The AUC value here is the same AUC value we saw previously in the S-Learner uplift curve. The results from the two uplift modeling methods are equivalent in the case of the Hillstrom dataset.

You may want to try these two methods on your own dataset and compare their AUC values. If they are equivalent, the Y* model is preferable since it directly provides the SHAP explanations (global and local) on the uplift.

To know more about APL SHAP explanations

Hi Marc,

Great blog. Enjoyed reading it!

One observation though - In both of the above shown plots, AUC = 0.03. Is that correct? As it seems visually that AUC for the first plot should be slightly higher when compared with the AUC of the second plot. May be it is just one of those optical illusion things 🙂

Regards,

Farooq

Hi Farooq,

Correct, both uplift curves give the same AUC value of 0.03.

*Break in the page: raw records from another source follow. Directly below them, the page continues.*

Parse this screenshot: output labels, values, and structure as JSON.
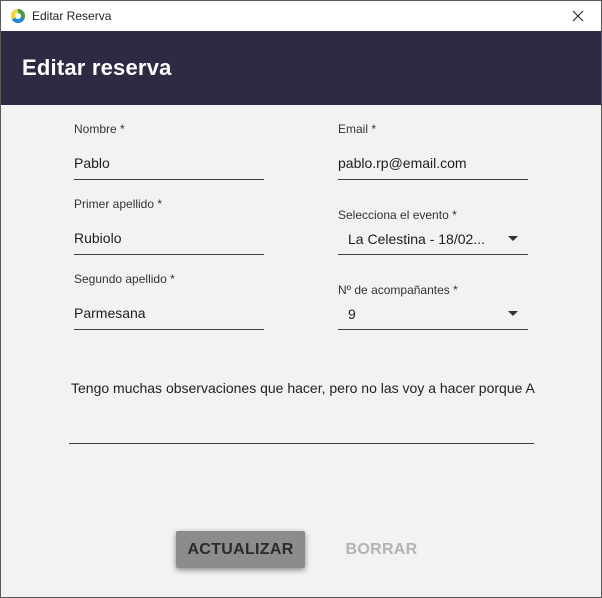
{
  "window": {
    "title": "Editar Reserva"
  },
  "header": {
    "title": "Editar reserva"
  },
  "form": {
    "nombre": {
      "label": "Nombre *",
      "value": "Pablo"
    },
    "primer_apellido": {
      "label": "Primer apellido *",
      "value": "Rubiolo"
    },
    "segundo_apellido": {
      "label": "Segundo apellido *",
      "value": "Parmesana"
    },
    "email": {
      "label": "Email *",
      "value": "pablo.rp@email.com"
    },
    "evento": {
      "label": "Selecciona el evento *",
      "value": "La Celestina - 18/02..."
    },
    "acompanantes": {
      "label": "Nº de acompañantes *",
      "value": "9"
    },
    "observaciones": {
      "value": "Tengo muchas observaciones que hacer, pero no las voy a hacer porque A"
    }
  },
  "buttons": {
    "update": "ACTUALIZAR",
    "clear": "BORRAR"
  },
  "colors": {
    "header_bg": "#2d2b44",
    "header_text": "#ffffff",
    "update_bg": "#8c8c8c",
    "clear_text": "#b3b3b3"
  },
  "icons": {
    "app": "app-logo-icon",
    "close": "close-icon",
    "dropdown": "caret-down-icon"
  }
}
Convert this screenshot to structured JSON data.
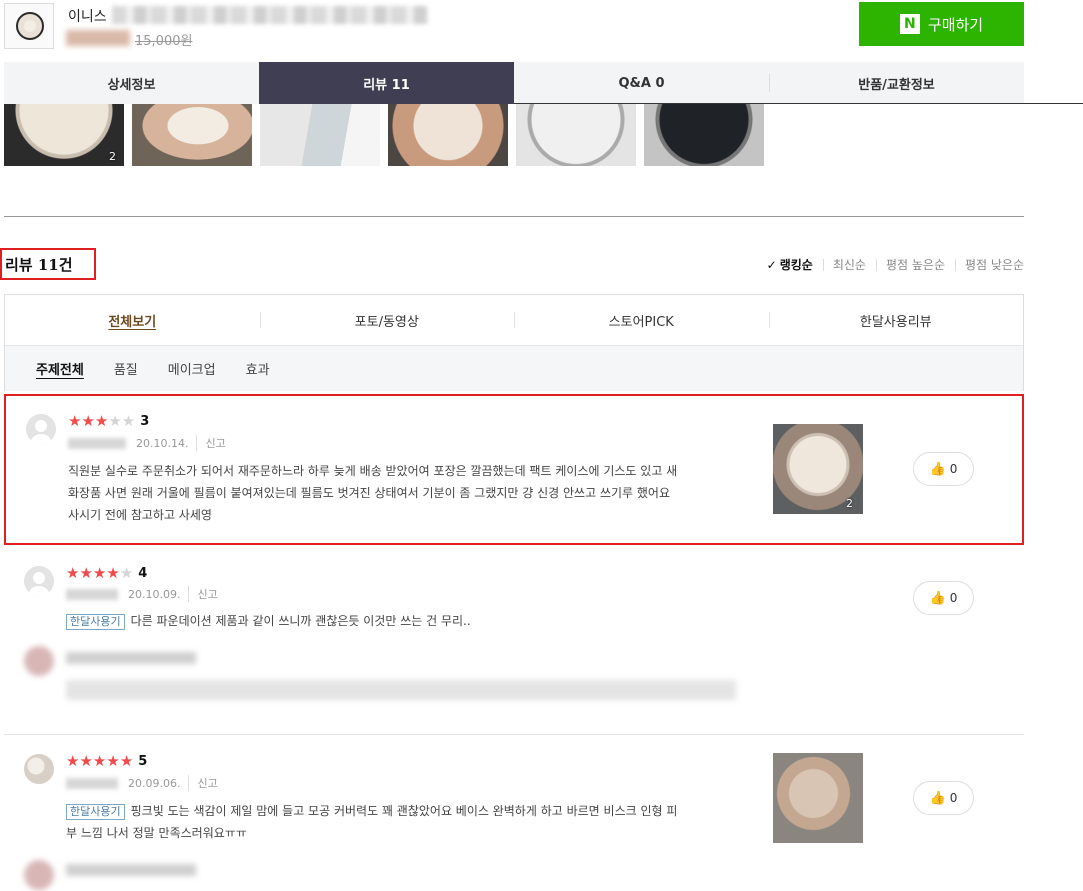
{
  "product": {
    "name_prefix": "이니스",
    "original_price": "15,000원",
    "buy_label": "구매하기",
    "buy_icon_letter": "N"
  },
  "tabs": [
    {
      "label": "상세정보",
      "active": false
    },
    {
      "label": "리뷰 11",
      "active": true
    },
    {
      "label": "Q&A 0",
      "active": false
    },
    {
      "label": "반품/교환정보",
      "active": false
    }
  ],
  "photo_strip": {
    "first_count": "2"
  },
  "reviews_header": {
    "title": "리뷰 11건",
    "sort_options": [
      "랭킹순",
      "최신순",
      "평점 높은순",
      "평점 낮은순"
    ],
    "active_sort": "랭킹순"
  },
  "filter_tabs": [
    "전체보기",
    "포토/동영상",
    "스토어PICK",
    "한달사용리뷰"
  ],
  "topic_tabs": [
    "주제전체",
    "품질",
    "메이크업",
    "효과"
  ],
  "reviews": [
    {
      "rating": 3,
      "score": "3",
      "date": "20.10.14.",
      "report": "신고",
      "lines": [
        "직원분 실수로 주문취소가 되어서 재주문하느라 하루 늦게 배송 받았어여 포장은 깔끔했는데 팩트 케이스에 기스도 있고 새",
        "화장품 사면 원래 거울에 필름이 붙여져있는데 필름도 벗겨진 상태여서 기분이 좀 그랬지만 걍 신경 안쓰고 쓰기루 했어요",
        "사시기 전에 참고하고 사세영"
      ],
      "photo_count": "2",
      "likes": "0"
    },
    {
      "rating": 4,
      "score": "4",
      "date": "20.10.09.",
      "report": "신고",
      "badge": "한달사용기",
      "lines": [
        "다른 파운데이션 제품과 같이 쓰니까 괜찮은듯 이것만 쓰는 건 무리.."
      ],
      "likes": "0"
    },
    {
      "rating": 5,
      "score": "5",
      "date": "20.09.06.",
      "report": "신고",
      "badge": "한달사용기",
      "lines": [
        "핑크빛 도는 색감이 제일 맘에 들고 모공 커버력도 꽤 괜찮았어요 베이스 완벽하게 하고 바르면 비스크 인형 피",
        "부 느낌 나서 정말 만족스러워요ㅠㅠ"
      ],
      "likes": "0"
    }
  ],
  "colors": {
    "buy_green": "#2db400",
    "active_tab": "#3f3e52",
    "star_red": "#f04a4a",
    "highlight_red": "#e02020"
  }
}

Using a different metric, QINI AUC, we get a value of 0.07 for the S-Learner model, and a value of 0.06 (slightly smaller) for the Y star model. I am not sure though if such difference is significant.

Marc

Thank you, Marc, for the detailed comments. Greatly appreciated!

Hi Farooq,

Indeed, the difference in AUUC is not really significant on this small dataset, since this difference is lower than the AUUC variance we observe when performing random train-test splits. The box-plot below shows AUUC results for 4 different methods, including the 2 methods described by Marc, on 50 random train-test splits. Basically all four methods are in the same ballpark on this dataset. The methods Marc described are the first and fourth, both only require to train a single model and both can handle different sizes for the control and test datasets.

AUUC in cross validation

Yann

Thank you, Yann, for the clarification.